I've come up with a new game to play in my lectures and workshops.
I think it'll be really helpful in allowing people to make a strong impact with their communications, not to mention jolly fun.
And yes, since it's you, I'll tell you about it in a minute.
But first! Since this is me, a little storytelling to lead up to the punchline...
The idea was born of a splendid week, in which I met lots of great people, and hopefully helped a few with their communications needs.
Throughout the week, the same theme came up time and again -
The power of simplicity.
On Saturday, I was talking to a dozen medical technology companies who were competing to win prize money, and join us on the Accelerate programme at the Cambridge Judge Business School.
As part of the day, they had to give a short presentation about their business.
One of the biggest challenges was summing up their work simply and making it understandable for non scientists like me. And they found it hard.
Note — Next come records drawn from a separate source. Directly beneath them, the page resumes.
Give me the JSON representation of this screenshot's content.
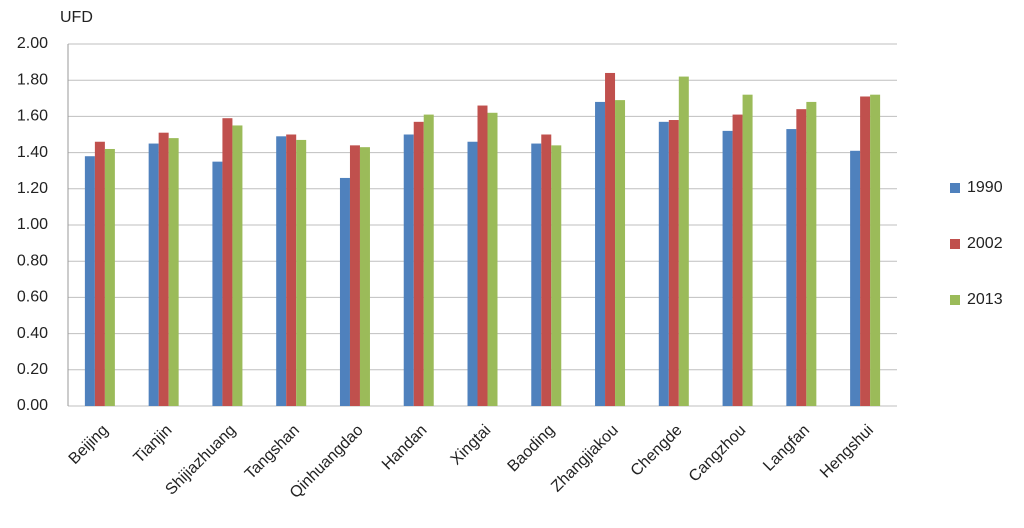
{
  "chart_data": {
    "type": "bar",
    "y_label": "UFD",
    "categories": [
      "Beijing",
      "Tianjin",
      "Shijiazhuang",
      "Tangshan",
      "Qinhuangdao",
      "Handan",
      "Xingtai",
      "Baoding",
      "Zhangjiakou",
      "Chengde",
      "Cangzhou",
      "Langfan",
      "Hengshui"
    ],
    "series": [
      {
        "name": "1990",
        "color": "#4f81bd",
        "values": [
          1.38,
          1.45,
          1.35,
          1.49,
          1.26,
          1.5,
          1.46,
          1.45,
          1.68,
          1.57,
          1.52,
          1.53,
          1.41
        ]
      },
      {
        "name": "2002",
        "color": "#c0504d",
        "values": [
          1.46,
          1.51,
          1.59,
          1.5,
          1.44,
          1.57,
          1.66,
          1.5,
          1.84,
          1.58,
          1.61,
          1.64,
          1.71
        ]
      },
      {
        "name": "2013",
        "color": "#9bbb59",
        "values": [
          1.42,
          1.48,
          1.55,
          1.47,
          1.43,
          1.61,
          1.62,
          1.44,
          1.69,
          1.82,
          1.72,
          1.68,
          1.72
        ]
      }
    ],
    "ylim": [
      0,
      2
    ],
    "yticks": [
      {
        "value": 0,
        "label": "0.00"
      },
      {
        "value": 0.2,
        "label": "0.20"
      },
      {
        "value": 0.4,
        "label": "0.40"
      },
      {
        "value": 0.6,
        "label": "0.60"
      },
      {
        "value": 0.8,
        "label": "0.80"
      },
      {
        "value": 1,
        "label": "1.00"
      },
      {
        "value": 1.2,
        "label": "1.20"
      },
      {
        "value": 1.4,
        "label": "1.40"
      },
      {
        "value": 1.6,
        "label": "1.60"
      },
      {
        "value": 1.8,
        "label": "1.80"
      },
      {
        "value": 2,
        "label": "2.00"
      }
    ],
    "grid": true,
    "legend": "right"
  }
}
Because they know so much about their subject, are so passionate about what they can do, and want to say all they can about it.
But it's important, as the investors, or customers, or partners who may buy into them need to know what they can achieve in simple and straightforward terms.
The same issue came up again later in the week.
I was talking communications to a group of Cambridge University PhDs, which was a little scary, as they must rank amongst some of the cleverest people on the planet.
Yet again, the same themes came up. They struggled to tell the stories of their research in simple and accessible ways.
Because they know so much, it's hard to stand back and work out what's really important to say.
Later in the week, I was in London, talking to civil servants from various government departments about how they could tell their stories.
Guess what? The need for simplicity to help make an impact came up once more.
And so, on Thursday, during my lunch break, I was having a stroll in Cambridge, wondering how to demonstrate the impact of simplicity.
I popped into the Fitzwilliam Museum (it's wonderful having such an amazing place right over the road from your office), musing away...
And perhaps it was the historic surroundings.
Because my daft imagination came up with a notion about what historical examples I could cite on the impact of keeping things simple.
So was born the Hardy versus Hemingway game. (The what? I can hear you thinking.)
Thomas Hardy was a wonderful writer. But some of his sentences do leave me having to work out what he's talking about -
"To find themselves utterly alone at night, where company is desirable and expected makes some people fearful; but a case more trying by far to the nerves is to discover some mysterious companionship when intuition, sensation, memory, analogy, testimony, probability, induction - every kind of evidence in the logician's list - have united to persuade consciousness that it is quite in isolation."
That's some sentence. It took me long enough to type, and even longer to try to work out what he means.
But as for Ernest Hemingway. Renowned fan of short, sharp sentences. Crisp, clinical and cutting. Winner of a Nobel Prize for literature.
What would he have made of the sentence (paragraph, in fact) above? How would he have summed up the feeling that Hardy is writing about?
That's the Hardy versus Hemingway game.
Try it yourself. Have a go at translating the Hardy paragraph into Hemingway speak.
See if it works better for modern communications. Where the internet, and social media, and all the distractions of contemporary life mean attention spans are short.
In today's ultra demanding world, it comes down to this -
Simplicity isn't stupid. Simplicity is smart.